She had been fighting since March for a diagnosis with the GP surgery ignoring her for week, saying she had anaemia due to heavy periods and this is why she was extremely fatigued. She had always had heavier than normal periods but never to this extent and non stop.
She was eventually referred to gynaecology, receiving scans and diagnostic tests (e.g. ultrasound in May). They discovered a 10cm fibroid and assured her not to be concerned that this wasn't cancerous.
Fast forward 2 hospital admissions in 10/10 pain with no further diagnosis, but two blood transfusions when her haemoglobin dropped from 75 to 60 in 2 days whilst in the hospital.....no morphine given just paracetamol and whilst doubled up in excruciating pain a doctor told her it wasn't an emergency. She was expecting a hysterectomy to help relieve the pain caused by what we assumed was the degenerating 10 cm fibroid.
Lump appears under chin (tries for 2 days to get a doctor's appointment and fails). She went to a&e on a Saturday and was told it was probably a malignant tumour in her lymph node.
Then hysteroscopy in which the gynecologist once again said nothing to be concerned about, even as she pointed out the lump in her lymph node, but then he also ordered an ultrasound where someone asked for a second opinion.
She was given an appointment for a CT scan 2 weeks after this, but 3 days after she coughed up blood and vomitted blood (31 st July).
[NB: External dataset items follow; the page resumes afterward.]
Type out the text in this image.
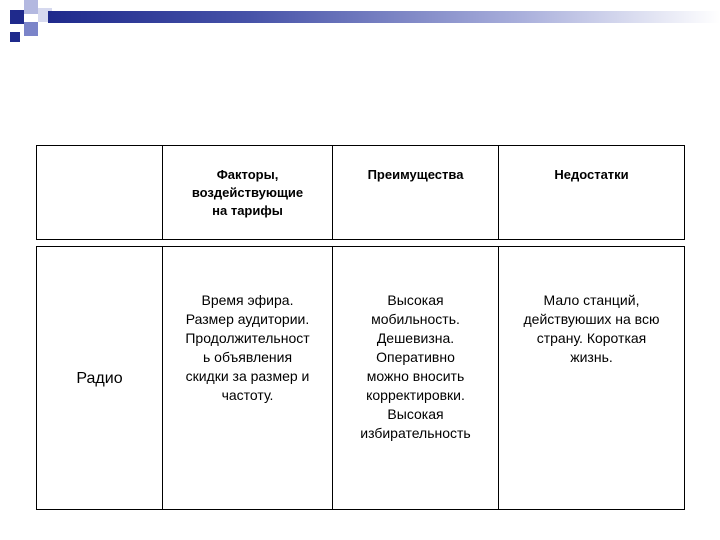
	Факторы, воздействующие на тарифы	Преимущества	Недостатки
Радио	Время эфира. Размер аудитории. Продолжительность объявления скидки за размер и частоту.	Высокая мобильность. Дешевизна. Оперативно можно вносить корректировки. Высокая избирательность	Мало станций, действуюших на всю страну. Короткая жизнь.
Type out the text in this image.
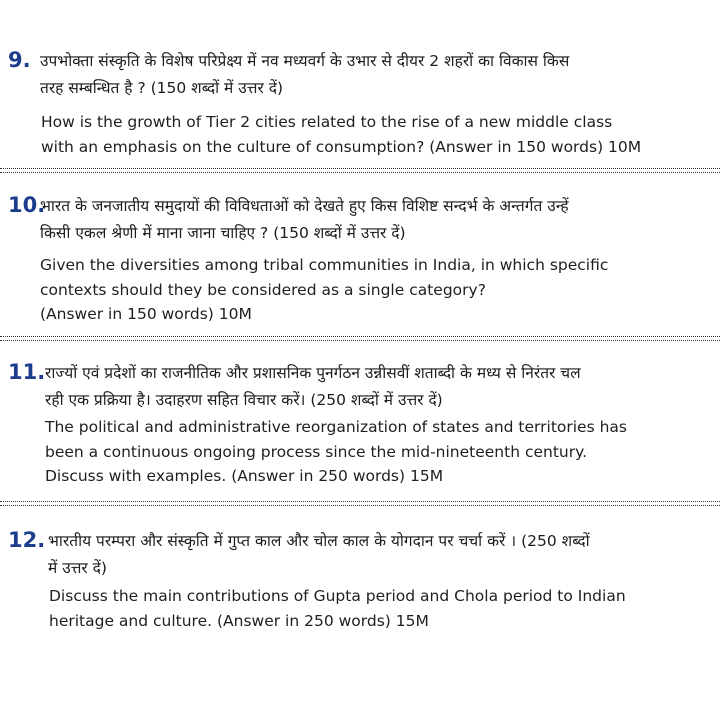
9. उपभोक्ता संस्कृति के विशेष परिप्रेक्ष्य में नव मध्यवर्ग के उभार से दीयर 2 शहरों का विकास किस
तरह सम्बन्धित है ? (150 शब्दों में उत्तर दें)
How is the growth of Tier 2 cities related to the rise of a new middle class
with an emphasis on the culture of consumption? (Answer in 150 words) 10M
10.
भारत के जनजातीय समुदायों की विविधताओं को देखते हुए किस विशिष्ट सन्दर्भ के अन्तर्गत उन्हें
किसी एकल श्रेणी में माना जाना चाहिए ? (150 शब्दों में उत्तर दें)
Given the diversities among tribal communities in India, in which specific
contexts should they be considered as a single category?
(Answer in 150 words) 10M
11. राज्यों एवं प्रदेशों का राजनीतिक और प्रशासनिक पुनर्गठन उन्नीसवीं शताब्दी के मध्य से निरंतर चल
रही एक प्रक्रिया है। उदाहरण सहित विचार करें। (250 शब्दों में उत्तर दें)
The political and administrative reorganization of states and territories has
been a continuous ongoing process since the mid-nineteenth century.
Discuss with examples. (Answer in 250 words) 15M
12. भारतीय परम्परा और संस्कृति में गुप्त काल और चोल काल के योगदान पर चर्चा करें । (250 शब्दों
में उत्तर दें)
Discuss the main contributions of Gupta period and Chola period to Indian
heritage and culture. (Answer in 250 words) 15M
She had the CT scan that day and this was the day an atom bomb went off, we discovered she had 'masses' in her ovaries, lungs, peritoneum, head of pancreas and ureters.
The days that followed my dad, myself and my sister were allowed open visiting to the hospital. The doctors and specialist nurses put us at ease. At this point she was just a little weaker than her usual self but able to walk and etc. They adjusted her pain relief (morphine) and we were happy to wait the 10 days they quoted for a biopsy.
My mum ended up staying just under 2 weeks in that hospital, then had 10 days at home, it took 3 weeks for her biopsy results to come back (disgusting).
We were then told it wasn't ovarian as they expected, but a uterine sarcoma...so terrible news. But we had hope when they were immediately transferring my mum to a specialist cancer hospital, to receive chemo. The sarcoma oncologist and gynae oncologist were arguing on which chemo to give my mum. Then we were told cancer of unknown primary they said stage IV and grade 4 (so highly abnormal cells).
She had carboplatin 27th August, although by this stage her kidney function had started to decline, showing slight dehydration.
1st September we were told by the consultant gynaecology oncologist that things were improving and to stay positive. Two days later we saw the same consultant and then a palliative care consultant.
6th September we were allowed to bring our dogs in as she wasn't well enough to be moved to the hospice. But we did the best we could, playing music she loved to bring memories back and getting clips on YouTube to make her laugh and sharing funny memories. She was singing and dancing along to the music (waving her arms around).
My mum passed away peacefully at 53 8th September, she was fighting until the very end and we were in the room with her, myself my dad and sister. She was too young to go and there was so much more me and my sister had to achieve for her to see.
I'm a 28 year old graduate who had planned to study Therapeutic Radiography & Oncology this September, applying before any of this nightmare began. My sister is 24 and a self employed makeup artist, we both live at home and are single.
I am in a haze and as I was crying a lot in the evenings in those 5 weeks and 4 day, with anticipatory grief even though I had hope she'd get a year and we could get her out and about. I was barely sleeping and spending 12+hrs at the hospital and I lived in the hospital from the (5th) Sunday morning until (7th) Tuesday evening. My mum sat with me 2 days and slept in a chair when I had a head injury at school when I was 8, so I knew it was my duty to sit with her to look out for her as long as I could.
When I read through many of these posts on here people of my age seem to have a partner or husband to fall back on for support. I have nothing of that sort, my dad isn't coping well with his grief and is utterly heartbroken and just wants to be with my mum as soon as possible, whilst pushing me and my sister away and isolating himself. We are all very different people living under one roof and there's a lot of tension, my mum was the postive force that kept the family glued together and without her we are all truly lost.
I am feeling guilty for not constantly crying, as I assumed I would be. I don't know if I've fully accepted it and when I say this is the greatest loss I will experience, I truly mean it.